Many analysts wonder whether trying to grow the company really makes sense at this point. As The Street pointed out, Yahoo’s share of Yahoo Japan could be worth more than $2.3 billion. Its 40 percent stake in Alibaba, The Street notes, “could fetch a value of roughly $12 billion.” Yahoo’s own search and display ad business is valued at anywhere between $5 billion and $8 billion, depending on which analysts you ask; that includes about $2.6 billion in cash and short-term investments. A buyer, or Yahoo’s stockholders, might get more money out of splitting the company up and selling it off piecemeal.

But who would buy Yahoo? Speculation ranges from AOL, Alibaba’s Jack Ma (who has made no secret of wanting to buy Yahoo’s stake in his company back), Microsoft, DST Global, Silver Lake Partners, and several others. Who should be interested in buying Yahoo? According to Herman Leung, an analyst at Susquehanna Investment Group, a traditional media company like Disney or News Corp. might be attracted enough by Yahoo’s digital presence to pay a premium for the company.

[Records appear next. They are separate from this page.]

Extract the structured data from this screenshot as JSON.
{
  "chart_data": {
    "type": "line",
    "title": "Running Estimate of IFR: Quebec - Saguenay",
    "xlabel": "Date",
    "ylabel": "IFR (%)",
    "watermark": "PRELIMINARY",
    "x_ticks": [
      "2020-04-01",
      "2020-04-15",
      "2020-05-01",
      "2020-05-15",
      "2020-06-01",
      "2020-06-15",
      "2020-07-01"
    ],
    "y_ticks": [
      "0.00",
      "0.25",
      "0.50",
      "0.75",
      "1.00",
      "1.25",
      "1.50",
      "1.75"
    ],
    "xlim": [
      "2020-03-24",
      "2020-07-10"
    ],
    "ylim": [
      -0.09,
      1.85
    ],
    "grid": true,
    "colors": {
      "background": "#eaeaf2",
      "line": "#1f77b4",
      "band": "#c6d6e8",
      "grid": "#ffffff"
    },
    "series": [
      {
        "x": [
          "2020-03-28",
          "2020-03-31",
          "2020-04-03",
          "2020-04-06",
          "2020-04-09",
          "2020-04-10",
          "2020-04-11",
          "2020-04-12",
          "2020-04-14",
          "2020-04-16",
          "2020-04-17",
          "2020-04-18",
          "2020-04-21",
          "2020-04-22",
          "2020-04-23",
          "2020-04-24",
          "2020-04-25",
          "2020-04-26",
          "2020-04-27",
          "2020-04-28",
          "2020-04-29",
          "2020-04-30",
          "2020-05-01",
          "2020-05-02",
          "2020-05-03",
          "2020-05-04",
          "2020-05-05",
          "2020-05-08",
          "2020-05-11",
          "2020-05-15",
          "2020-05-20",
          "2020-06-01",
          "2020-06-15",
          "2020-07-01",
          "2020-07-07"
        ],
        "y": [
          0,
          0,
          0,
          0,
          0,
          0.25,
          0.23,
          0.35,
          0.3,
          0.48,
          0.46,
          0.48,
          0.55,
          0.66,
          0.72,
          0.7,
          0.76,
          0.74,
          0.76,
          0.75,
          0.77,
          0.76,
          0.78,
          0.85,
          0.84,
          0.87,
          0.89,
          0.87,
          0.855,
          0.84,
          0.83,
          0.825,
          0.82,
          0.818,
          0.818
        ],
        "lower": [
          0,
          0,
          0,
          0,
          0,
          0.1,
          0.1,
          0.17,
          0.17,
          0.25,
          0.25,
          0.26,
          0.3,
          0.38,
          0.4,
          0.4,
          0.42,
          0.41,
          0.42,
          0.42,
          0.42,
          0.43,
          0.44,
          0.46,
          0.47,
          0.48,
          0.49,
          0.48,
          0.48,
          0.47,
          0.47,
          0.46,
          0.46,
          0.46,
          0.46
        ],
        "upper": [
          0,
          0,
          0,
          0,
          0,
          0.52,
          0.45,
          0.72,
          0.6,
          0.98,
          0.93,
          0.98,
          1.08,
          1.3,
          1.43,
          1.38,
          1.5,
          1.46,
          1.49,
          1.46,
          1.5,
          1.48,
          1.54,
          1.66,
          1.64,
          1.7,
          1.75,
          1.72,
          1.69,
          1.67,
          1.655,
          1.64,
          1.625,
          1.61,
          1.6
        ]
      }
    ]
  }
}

A purchase of Yahoo by Microsoft might still offer the best deal for shareholders. Several observers called the search engine’s refusal of a $31 a share offer from Microsoft for the company a “fiasco” and a “mistake.” According to Clayton Moran, an analyst with The Benchmark Company, “The best thing for Yahoo would be a sale of the company…A full takeover by a strategic buyer like Microsoft would likely bring the highest premium. It would certainly be the cleanest exit. Selling the Asian assets has proven a difficult and complicated process.” Microsoft would gain assets it could integrate into its own business, and even after Yahoo spurned its offer for an outright purchase in 2008, might be willing to lay down the most money for the troubled company.

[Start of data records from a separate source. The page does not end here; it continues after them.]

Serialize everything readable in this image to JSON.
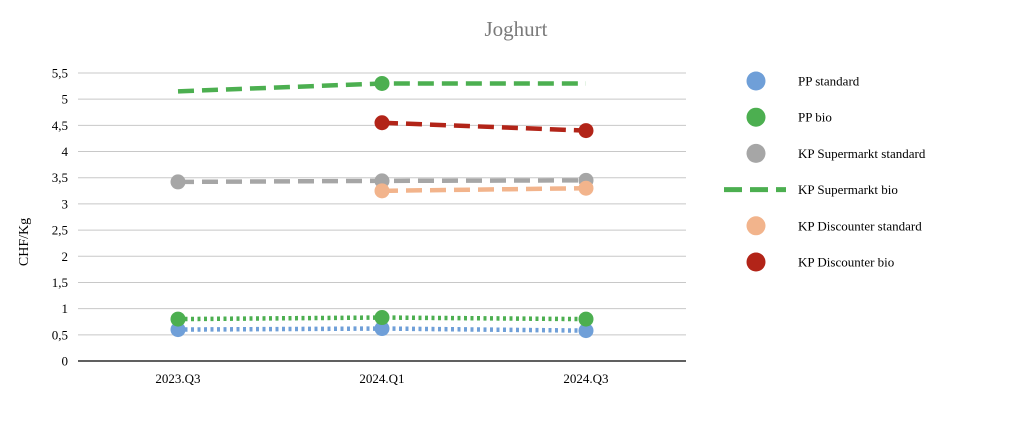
{
  "chart_data": {
    "type": "line",
    "title": "Joghurt",
    "xlabel": "",
    "ylabel": "CHF/Kg",
    "categories": [
      "2023.Q3",
      "2024.Q1",
      "2024.Q3"
    ],
    "ylim": [
      0,
      5.5
    ],
    "y_ticks": [
      "0",
      "0,5",
      "1",
      "1,5",
      "2",
      "2,5",
      "3",
      "3,5",
      "4",
      "4,5",
      "5",
      "5,5"
    ],
    "grid": true,
    "legend_position": "right",
    "series": [
      {
        "name": "PP standard",
        "values": [
          0.6,
          0.62,
          0.58
        ],
        "color": "#6f9fd8",
        "line_style": "dotted",
        "markers": true
      },
      {
        "name": "PP bio",
        "values": [
          0.8,
          0.83,
          0.8
        ],
        "color": "#4caf50",
        "line_style": "dotted",
        "markers": true
      },
      {
        "name": "KP Supermarkt standard",
        "values": [
          3.42,
          3.44,
          3.45
        ],
        "color": "#a6a6a6",
        "line_style": "dashed",
        "markers": true
      },
      {
        "name": "KP Supermarkt bio",
        "values": [
          5.15,
          5.3,
          5.3
        ],
        "color": "#4caf50",
        "line_style": "dashed",
        "markers": false,
        "marker_at": [
          1
        ]
      },
      {
        "name": "KP Discounter standard",
        "values": [
          null,
          3.25,
          3.3
        ],
        "color": "#f2b48c",
        "line_style": "dashed",
        "markers": true
      },
      {
        "name": "KP Discounter bio",
        "values": [
          null,
          4.55,
          4.4
        ],
        "color": "#b22418",
        "line_style": "dashed",
        "markers": true
      }
    ]
  }
}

The person most widely accused of queering that deal was Jerry Yang. His personal antagonism toward Microsoft is well known; he refuses to use Microsoft products in both his professional and personal life. And there are now rumors circulating that Jerry Yang himself is considering a purchase of Yahoo. He is reportedly in talks with private equity firms, trying to work a deal that would take the search engine off the public markets. But what would be the point? According to Reuters, taking Yahoo private would shield the search engine from the ruthless beating Wall Street dishes out to non-growth companies. A buyer such as Yang could sell off Yahoo’s international assets, then use the money gained from that transaction to pay off debt. It would leave Yahoo with only its US operations – and achieve the focus on the core business that Yang seems to want.

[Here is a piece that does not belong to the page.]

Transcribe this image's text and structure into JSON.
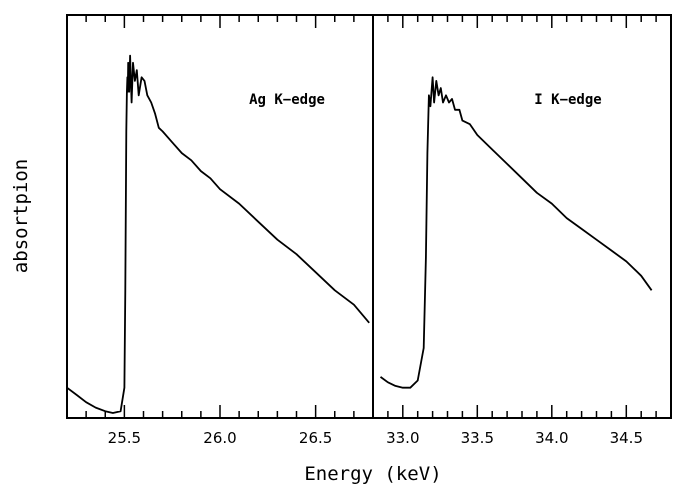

Whether that’s the best move from the point of view of Yahoo’s various stakeholders (employees, stockholders, management, the board of directors, even the users) is another question. And there’s no telling whether Yang will be allowed, or be able, to pull off this deal. Perhaps he’s hoping, as Reuters seemed to suggest, that a private equity firm will be willing to keep him on board after taking the company private, in the hope of benefiting from his deep knowledge of Yahoo. If given the chance, though, could he actually “restore the company to its former glory, away from the harsh eyes of Wall Street,” as Reuters suggests Yang hopes to do? There’s no telling.